After several Inspector General reports criticizing the dealings of public housing agencies (PHAs) with their nonprofit affiliates, the Department of Housing and Urban Development (HUD) was about to announce a new rule splitting the ambiguous middle ground it has occupied.
Drafts of a new rule have proposed distinguishing between a closely controlled “instrumentality” acting as an extension of the public housing agency, and an “affiliate” that has agency connections but more independence. At press time, a final version was expected imminently.
A September draft suggested an “instrumentality” would count as part of the PHA for conflict of interest and procurement purposes, but it would have to follow the same procurement rules as the agency when selecting contractors or suppliers. An “affiliate” would be subject to the PHA’s conflict of interest and procurement rules but would not have to act like a public entity when selecting its own contractors or suppliers. (See the Reno Cavanaugh law firm’s Web site at www.renocavanaugh.com/Publications.htm.)
HUD’s action follows several HUD Inspector General reports on improprieties at agency-affiliated nonprofits. Report 2004-AT-0001, at www.hud.gov/ offices/oig, summarized earlier such reports and concluded that “development efforts focused as much on enriching PHA officials and private investors as on serving the public good.” An affiliated nonprofit, the MDHA Development Corp., was also criticized in The Miami Herald’s award-winning “House of Lies” series alleging corruption at the Miami-Dade Housing Agency.
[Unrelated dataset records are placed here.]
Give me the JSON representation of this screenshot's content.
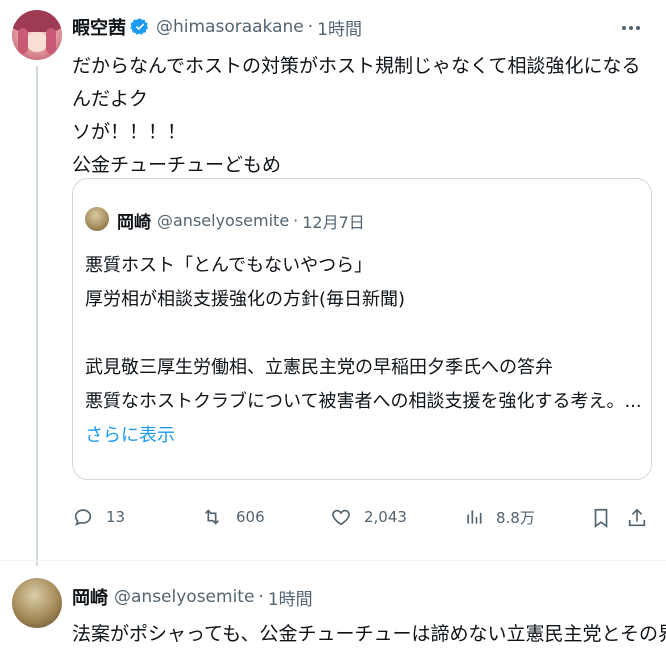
{
  "tweet": {
    "display_name": "暇空茜",
    "handle": "@himasoraakane",
    "separator": "·",
    "time": "1時間",
    "lines": [
      "だからなんでホストの対策がホスト規制じゃなくて相談強化になるんだよク",
      "ソが！！！！",
      "公金チューチューどもめ"
    ],
    "quote": {
      "display_name": "岡崎",
      "handle": "@anselyosemite",
      "separator": "·",
      "time": "12月7日",
      "lines": [
        "悪質ホスト「とんでもないやつら」",
        "厚労相が相談支援強化の方針(毎日新聞)",
        "",
        "武見敬三厚生労働相、立憲民主党の早稲田夕季氏への答弁",
        "悪質なホストクラブについて被害者への相談支援を強化する考え。..."
      ],
      "show_more": "さらに表示"
    },
    "actions": {
      "replies": "13",
      "retweets": "606",
      "likes": "2,043",
      "views": "8.8万"
    },
    "icons": {
      "verified": "verified-badge-icon",
      "more": "more-icon",
      "reply": "reply-icon",
      "retweet": "retweet-icon",
      "like": "like-icon",
      "views": "views-icon",
      "bookmark": "bookmark-icon",
      "share": "share-icon"
    }
  },
  "reply_tweet": {
    "display_name": "岡崎",
    "handle": "@anselyosemite",
    "separator": "·",
    "time": "1時間",
    "text": "法案がポシャっても、公金チューチューは諦めない立憲民主党とその界隈"
  },
  "colors": {
    "accent": "#1d9bf0",
    "muted": "#536471",
    "border": "#cfd9de",
    "text": "#0f1419"
  }
}
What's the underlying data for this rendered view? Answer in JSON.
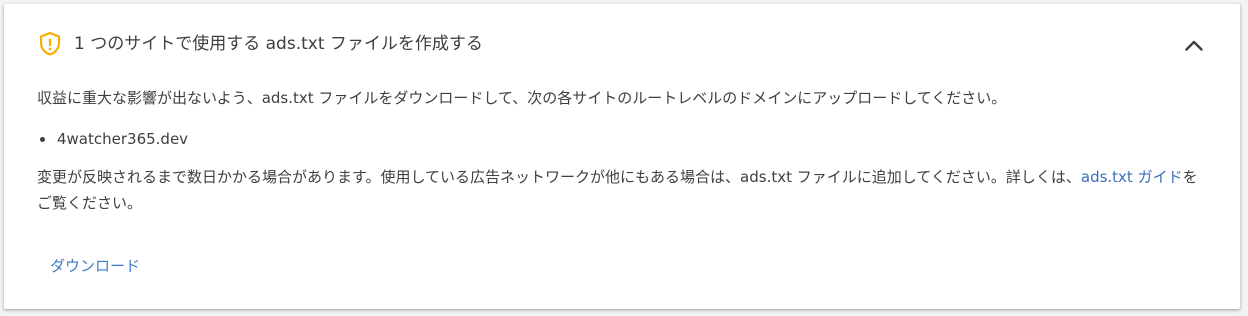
{
  "header": {
    "title": "1 つのサイトで使用する ads.txt ファイルを作成する",
    "warning_icon": "warning-shield-icon",
    "collapse_icon": "chevron-up-icon"
  },
  "body": {
    "intro": "収益に重大な影響が出ないよう、ads.txt ファイルをダウンロードして、次の各サイトのルートレベルのドメインにアップロードしてください。",
    "sites": [
      "4watcher365.dev"
    ],
    "note_before_link": "変更が反映されるまで数日かかる場合があります。使用している広告ネットワークが他にもある場合は、ads.txt ファイルに追加してください。詳しくは、",
    "note_link": "ads.txt ガイド",
    "note_after_link": "をご覧ください。"
  },
  "actions": {
    "download_label": "ダウンロード"
  },
  "colors": {
    "warning": "#f9ab00",
    "link": "#3c6fb8",
    "button_text": "#3a7bc8"
  }
}
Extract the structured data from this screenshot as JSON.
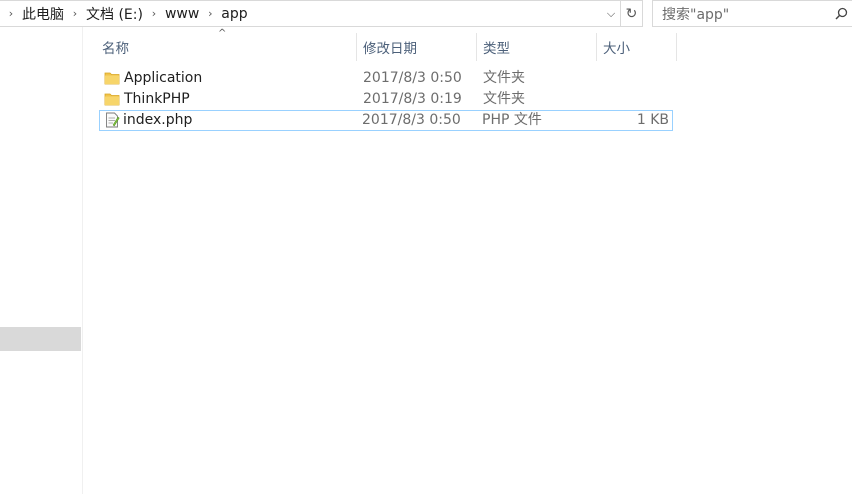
{
  "address_bar": {
    "crumbs": [
      "此电脑",
      "文档 (E:)",
      "www",
      "app"
    ]
  },
  "search": {
    "placeholder": "搜索\"app\""
  },
  "columns": {
    "name": "名称",
    "modified": "修改日期",
    "type": "类型",
    "size": "大小"
  },
  "files": [
    {
      "name": "Application",
      "modified": "2017/8/3 0:50",
      "type": "文件夹",
      "size": "",
      "icon": "folder-icon"
    },
    {
      "name": "ThinkPHP",
      "modified": "2017/8/3 0:19",
      "type": "文件夹",
      "size": "",
      "icon": "folder-icon"
    },
    {
      "name": "index.php",
      "modified": "2017/8/3 0:50",
      "type": "PHP 文件",
      "size": "1 KB",
      "icon": "php-file-icon"
    }
  ],
  "colors": {
    "folder": "#f0c44c",
    "focus_border": "#99d1ff",
    "header_text": "#4c607a"
  }
}
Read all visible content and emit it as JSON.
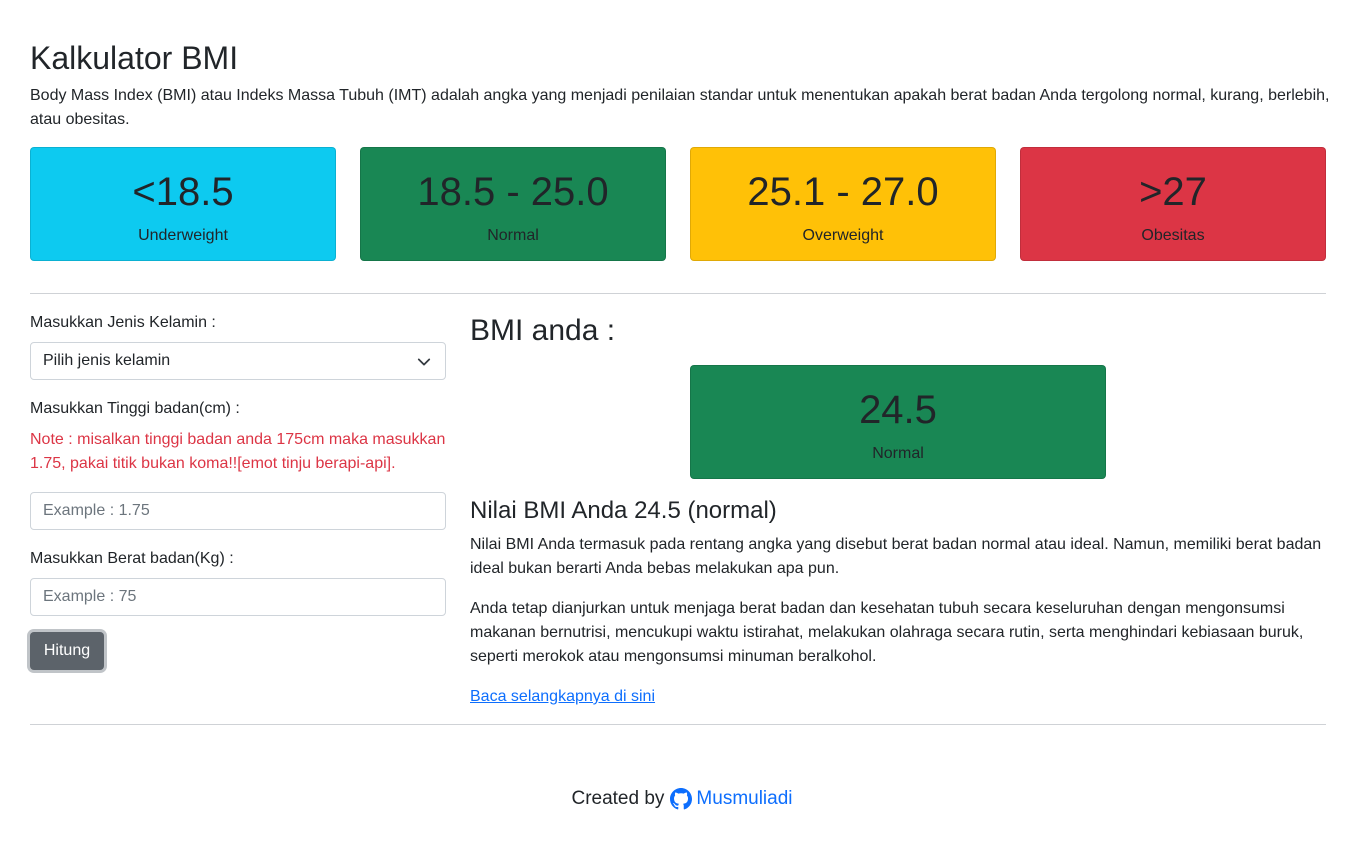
{
  "header": {
    "title": "Kalkulator BMI",
    "intro": "Body Mass Index (BMI) atau Indeks Massa Tubuh (IMT) adalah angka yang menjadi penilaian standar untuk menentukan apakah berat badan Anda tergolong normal, kurang, berlebih, atau obesitas."
  },
  "categories": [
    {
      "range": "<18.5",
      "label": "Underweight",
      "color": "#0dcaf0"
    },
    {
      "range": "18.5 - 25.0",
      "label": "Normal",
      "color": "#198754"
    },
    {
      "range": "25.1 - 27.0",
      "label": "Overweight",
      "color": "#ffc107"
    },
    {
      "range": ">27",
      "label": "Obesitas",
      "color": "#dc3545"
    }
  ],
  "form": {
    "gender_label": "Masukkan Jenis Kelamin :",
    "gender_selected": "Pilih jenis kelamin",
    "height_label": "Masukkan Tinggi badan(cm) :",
    "height_note": "Note : misalkan tinggi badan anda 175cm maka masukkan 1.75, pakai titik bukan koma!![emot tinju berapi-api].",
    "height_placeholder": "Example : 1.75",
    "weight_label": "Masukkan Berat badan(Kg) :",
    "weight_placeholder": "Example : 75",
    "submit_label": "Hitung"
  },
  "result": {
    "title": "BMI anda :",
    "value": "24.5",
    "category": "Normal",
    "color": "#198754",
    "heading": "Nilai BMI Anda 24.5 (normal)",
    "paragraph1": "Nilai BMI Anda termasuk pada rentang angka yang disebut berat badan normal atau ideal. Namun, memiliki berat badan ideal bukan berarti Anda bebas melakukan apa pun.",
    "paragraph2": "Anda tetap dianjurkan untuk menjaga berat badan dan kesehatan tubuh secara keseluruhan dengan mengonsumsi makanan bernutrisi, mencukupi waktu istirahat, melakukan olahraga secara rutin, serta menghindari kebiasaan buruk, seperti merokok atau mengonsumsi minuman beralkohol.",
    "read_more": "Baca selangkapnya di sini"
  },
  "footer": {
    "created_by": "Created by",
    "icon": "github-icon",
    "author": "Musmuliadi"
  }
}
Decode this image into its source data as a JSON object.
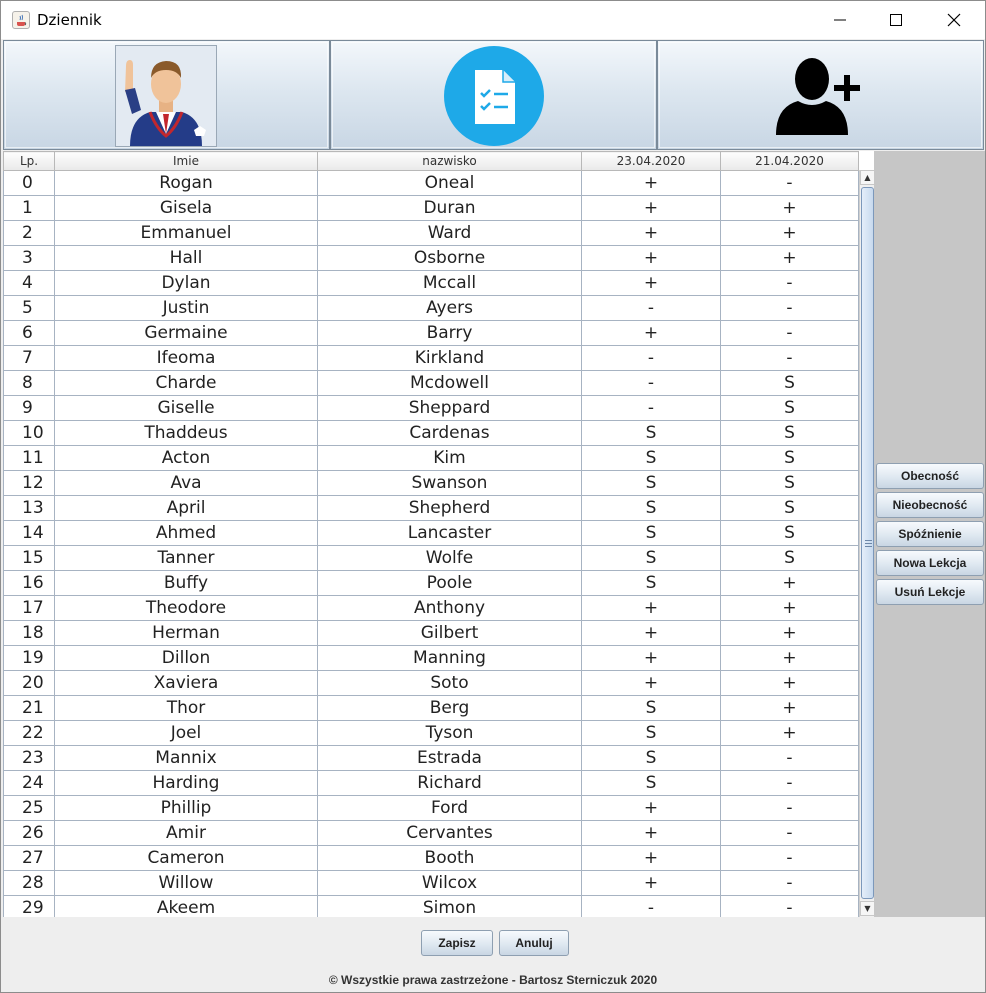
{
  "window": {
    "title": "Dziennik"
  },
  "toolbar": {
    "icons": [
      "student-avatar-icon",
      "attendance-checklist-icon",
      "add-user-icon"
    ],
    "colors": {
      "checklist_circle": "#1ea9e8",
      "add_user": "#000000"
    }
  },
  "table": {
    "columns": [
      "Lp.",
      "Imie",
      "nazwisko",
      "23.04.2020",
      "21.04.2020"
    ],
    "rows": [
      [
        "0",
        "Rogan",
        "Oneal",
        "+",
        "-"
      ],
      [
        "1",
        "Gisela",
        "Duran",
        "+",
        "+"
      ],
      [
        "2",
        "Emmanuel",
        "Ward",
        "+",
        "+"
      ],
      [
        "3",
        "Hall",
        "Osborne",
        "+",
        "+"
      ],
      [
        "4",
        "Dylan",
        "Mccall",
        "+",
        "-"
      ],
      [
        "5",
        "Justin",
        "Ayers",
        "-",
        "-"
      ],
      [
        "6",
        "Germaine",
        "Barry",
        "+",
        "-"
      ],
      [
        "7",
        "Ifeoma",
        "Kirkland",
        "-",
        "-"
      ],
      [
        "8",
        "Charde",
        "Mcdowell",
        "-",
        "S"
      ],
      [
        "9",
        "Giselle",
        "Sheppard",
        "-",
        "S"
      ],
      [
        "10",
        "Thaddeus",
        "Cardenas",
        "S",
        "S"
      ],
      [
        "11",
        "Acton",
        "Kim",
        "S",
        "S"
      ],
      [
        "12",
        "Ava",
        "Swanson",
        "S",
        "S"
      ],
      [
        "13",
        "April",
        "Shepherd",
        "S",
        "S"
      ],
      [
        "14",
        "Ahmed",
        "Lancaster",
        "S",
        "S"
      ],
      [
        "15",
        "Tanner",
        "Wolfe",
        "S",
        "S"
      ],
      [
        "16",
        "Buffy",
        "Poole",
        "S",
        "+"
      ],
      [
        "17",
        "Theodore",
        "Anthony",
        "+",
        "+"
      ],
      [
        "18",
        "Herman",
        "Gilbert",
        "+",
        "+"
      ],
      [
        "19",
        "Dillon",
        "Manning",
        "+",
        "+"
      ],
      [
        "20",
        "Xaviera",
        "Soto",
        "+",
        "+"
      ],
      [
        "21",
        "Thor",
        "Berg",
        "S",
        "+"
      ],
      [
        "22",
        "Joel",
        "Tyson",
        "S",
        "+"
      ],
      [
        "23",
        "Mannix",
        "Estrada",
        "S",
        "-"
      ],
      [
        "24",
        "Harding",
        "Richard",
        "S",
        "-"
      ],
      [
        "25",
        "Phillip",
        "Ford",
        "+",
        "-"
      ],
      [
        "26",
        "Amir",
        "Cervantes",
        "+",
        "-"
      ],
      [
        "27",
        "Cameron",
        "Booth",
        "+",
        "-"
      ],
      [
        "28",
        "Willow",
        "Wilcox",
        "+",
        "-"
      ],
      [
        "29",
        "Akeem",
        "Simon",
        "-",
        "-"
      ]
    ]
  },
  "side_buttons": [
    "Obecność",
    "Nieobecność",
    "Spóźnienie",
    "Nowa Lekcja",
    "Usuń Lekcje"
  ],
  "bottom_buttons": {
    "save": "Zapisz",
    "cancel": "Anuluj"
  },
  "footer": "© Wszystkie prawa zastrzeżone - Bartosz Sterniczuk 2020"
}
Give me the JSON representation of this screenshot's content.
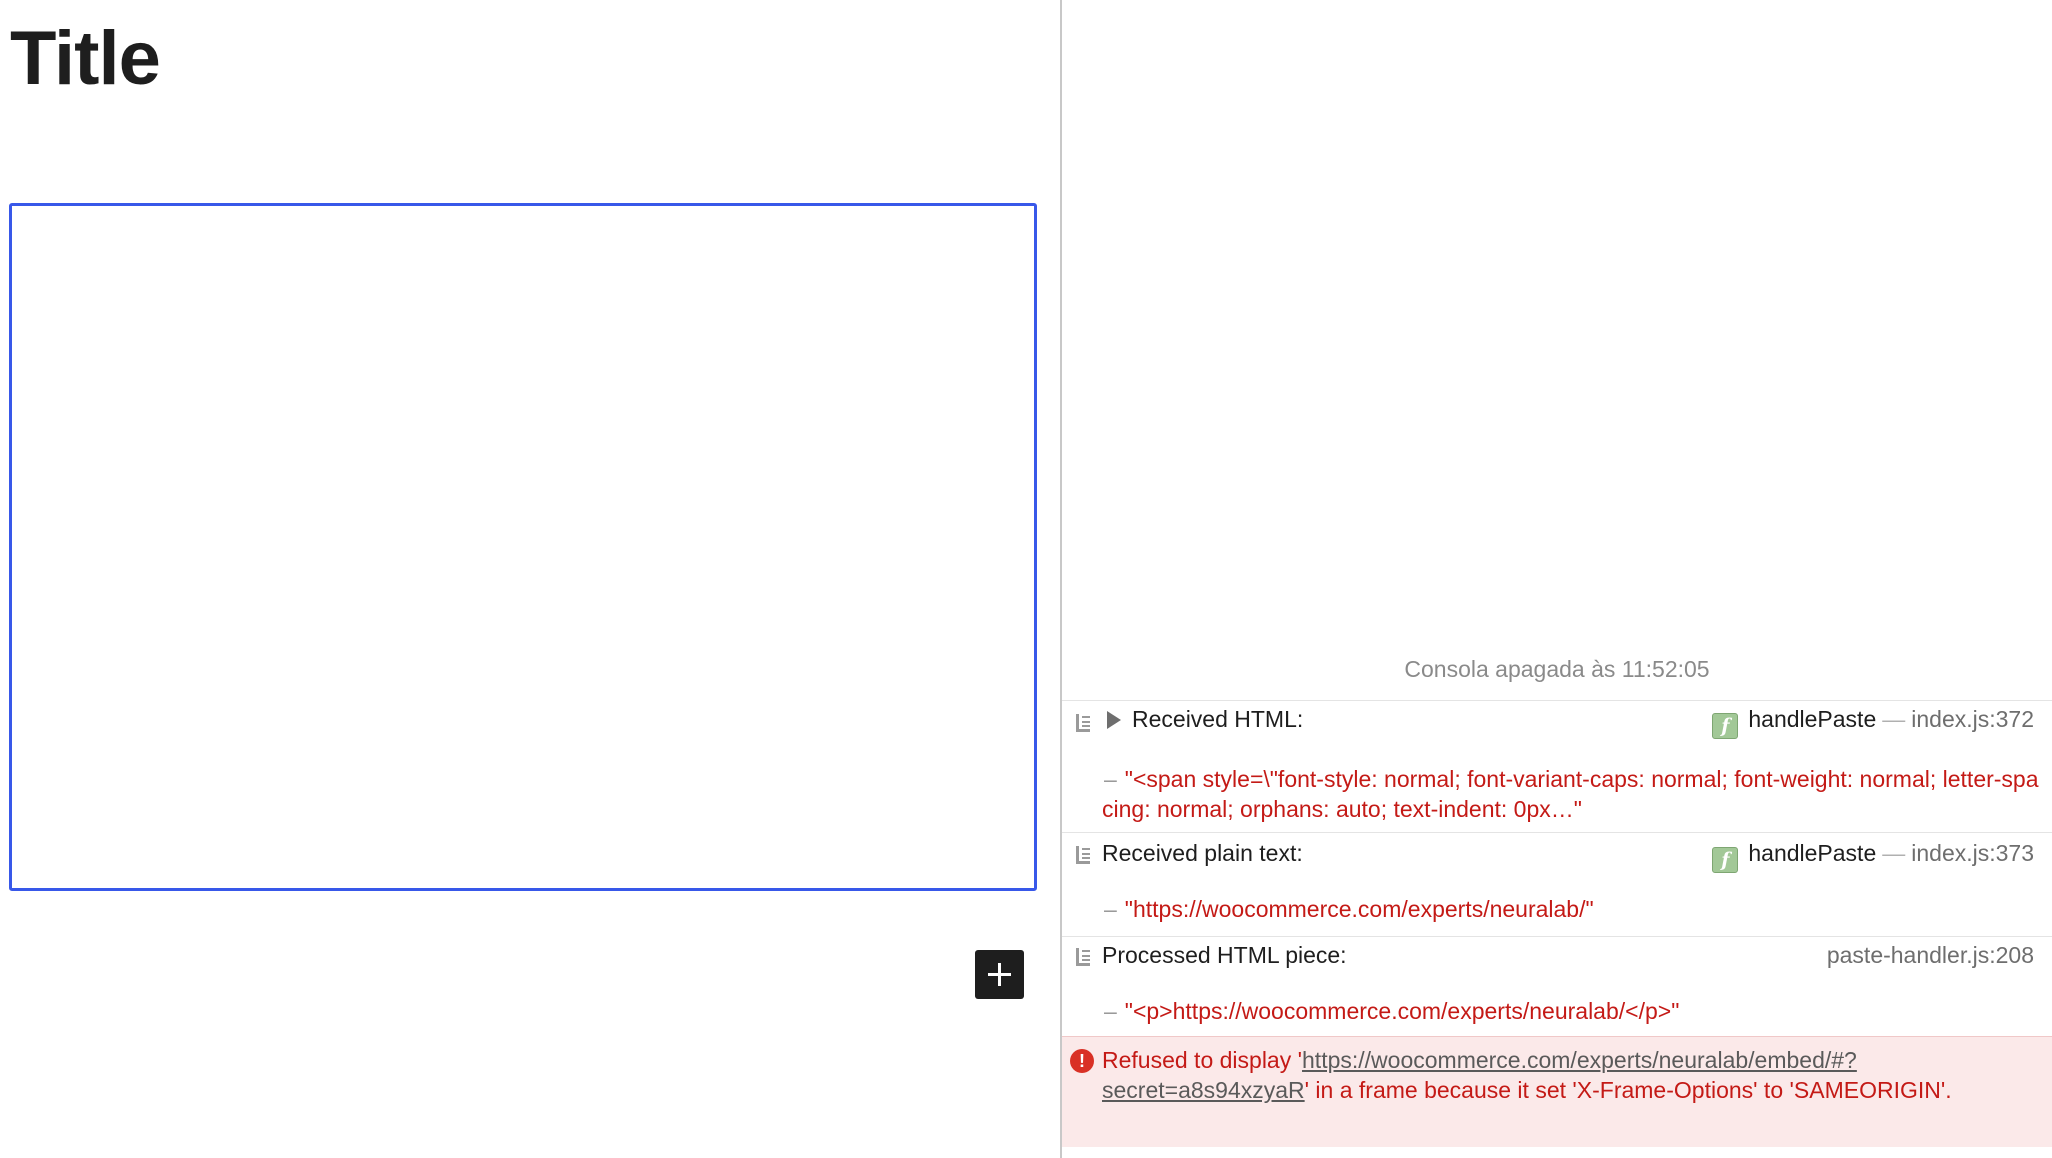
{
  "editor": {
    "title": "Title"
  },
  "console": {
    "cleared_message": "Consola apagada às 11:52:05",
    "entries": [
      {
        "message": "Received HTML:",
        "function": "handlePaste",
        "location": "index.js:372",
        "value": "\"<span style=\\\"font-style: normal; font-variant-caps: normal; font-weight: normal; letter-spacing: normal; orphans: auto; text-indent: 0px…\""
      },
      {
        "message": "Received plain text:",
        "function": "handlePaste",
        "location": "index.js:373",
        "value": "\"https://woocommerce.com/experts/neuralab/\""
      },
      {
        "message": "Processed HTML piece:",
        "location": "paste-handler.js:208",
        "value": "\"<p>https://woocommerce.com/experts/neuralab/</p>\""
      }
    ],
    "error": {
      "prefix": "Refused to display '",
      "url": "https://woocommerce.com/experts/neuralab/embed/#?secret=a8s94xzyaR",
      "suffix": "' in a frame because it set 'X-Frame-Options' to 'SAMEORIGIN'."
    },
    "value_dash": "–",
    "location_dash": "—",
    "fn_badge": "f",
    "error_badge": "!"
  },
  "icons": {
    "add": "plus-icon",
    "group": "console-group-icon",
    "disclosure": "disclosure-triangle-icon",
    "function": "function-icon",
    "error": "error-icon"
  },
  "colors": {
    "accent": "#3858e9",
    "string": "#c41a16",
    "error_bg": "#fbe9e9"
  }
}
In a separate and possibly unrelated move, the Internal Revenue Service (IRS) may be changing its position on tax exemptions for agency-affiliated nonprofits.
Attorney Christopher Hornig, with the Washington firm of Klein Hornig LLP, has been warning colleagues since March about a startling response he got from IRS officials who refused 501(c)(3) status to a nonprofit affiliated with a PHA. He noted IRS doctrine has always denied taxexempt status to entities that are part of government agencies, but he said the officials appeared to have “adopted a newly aggressive implementation of this doctrine”— a view that even incomplete agency control might preclude 501(c)(3) tax exemption. For example, 501(c)(3) status might be refused if a minority of agency-appointed members could “under some circumstances” control decisions of the board of directors.
Megan Glasheen of Reno & Cavanaugh recently appeared with IRS attorney Richard A. McCray Sr. on an American Bar Association conference panel on nonprofits and government entities. By her account of McCray’s comments, he emphasized the individual, appealable nature of 501(c)(3) application reviews and guessed officials might have rejected an application because of the difference between the HUD and IRS uses of the word “instrumentality.” Under IRS rules, an “instrumentality” acts for an agency very directly. The HUD use of the word appears broader.